When aniline is reacted with benzoyl chloride, the correct product is

N-Phenylbenzamide

The correct answer is Option (1) → N-Phenylbenzamide

Aniline ($C_{6}H_{5}NH_{2}$) is a primary aromatic amine. When it reacts with benzoyl chloride ($C_{6}H_{5}COCl$), an acylation reaction occurs.

This reaction is known as the Schotten–Baumann reaction, in which an amine reacts with an acid chloride to form an amide.

Reaction:

$C_{6}H_{5}NH_{2} + C_{6}H_{5}COCl \rightarrow C_{6}H_{5}CONHC_{6}H_{5} + HCl$

In this process:

• The hydrogen atom of the $-NH_{2}$ group is replaced by the benzoyl group ($C_{6}H_{5}CO-$).
• An amide linkage ($-CONH-$) is formed.

The product formed is $C_{6}H_{5}CONHC_{6}H_{5}$, which is called N-phenylbenzamide (also known as benzanilide).

Thus, aniline reacts with benzoyl chloride to form N-phenylbenzamide.

Option 1: N-Phenylbenzamide

This is the amide formed by benzoylation of aniline through the Schotten–Baumann reaction.
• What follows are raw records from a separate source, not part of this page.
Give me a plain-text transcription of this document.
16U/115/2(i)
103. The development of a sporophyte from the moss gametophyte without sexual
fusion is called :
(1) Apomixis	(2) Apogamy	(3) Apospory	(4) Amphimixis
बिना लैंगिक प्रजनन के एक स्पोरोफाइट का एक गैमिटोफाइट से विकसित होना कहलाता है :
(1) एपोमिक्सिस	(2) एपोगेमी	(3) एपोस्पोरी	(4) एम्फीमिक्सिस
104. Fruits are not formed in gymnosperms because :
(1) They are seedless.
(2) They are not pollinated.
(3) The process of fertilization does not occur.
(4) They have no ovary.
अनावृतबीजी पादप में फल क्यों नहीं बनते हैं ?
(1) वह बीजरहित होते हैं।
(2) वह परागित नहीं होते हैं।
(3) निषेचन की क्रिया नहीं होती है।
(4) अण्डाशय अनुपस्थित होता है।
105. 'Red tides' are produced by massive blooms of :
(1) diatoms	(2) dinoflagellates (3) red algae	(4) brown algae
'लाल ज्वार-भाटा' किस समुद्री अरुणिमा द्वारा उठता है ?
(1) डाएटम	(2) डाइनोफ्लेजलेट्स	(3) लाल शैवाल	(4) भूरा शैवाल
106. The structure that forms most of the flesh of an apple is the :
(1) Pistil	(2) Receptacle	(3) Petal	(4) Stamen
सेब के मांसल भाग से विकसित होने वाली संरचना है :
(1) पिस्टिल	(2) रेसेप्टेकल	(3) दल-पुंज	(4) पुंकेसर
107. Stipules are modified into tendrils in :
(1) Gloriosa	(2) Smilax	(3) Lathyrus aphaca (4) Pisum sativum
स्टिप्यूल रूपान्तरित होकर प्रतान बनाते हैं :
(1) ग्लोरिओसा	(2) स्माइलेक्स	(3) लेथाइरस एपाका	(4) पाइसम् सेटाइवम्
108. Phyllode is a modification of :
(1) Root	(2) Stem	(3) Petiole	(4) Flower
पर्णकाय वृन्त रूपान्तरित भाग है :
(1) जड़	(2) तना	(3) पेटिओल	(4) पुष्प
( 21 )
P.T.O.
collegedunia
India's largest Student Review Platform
Therefore, this option is correct.

Option 2: Biphenyl

Biphenyl is formed through coupling reactions such as the Ullmann reaction, not by reaction of aniline with benzoyl chloride. Hence incorrect.

Option 3: p-(Amino)phenylbenzoyl chloride

This compound is not formed in this reaction. Benzoyl chloride reacts with the amine group, not by substitution on the aromatic ring. Hence incorrect.

Option 4: N-Phenylaniline This would require the coupling of two aniline molecules, which does not occur with benzoyl chloride. Hence, it is incorrect.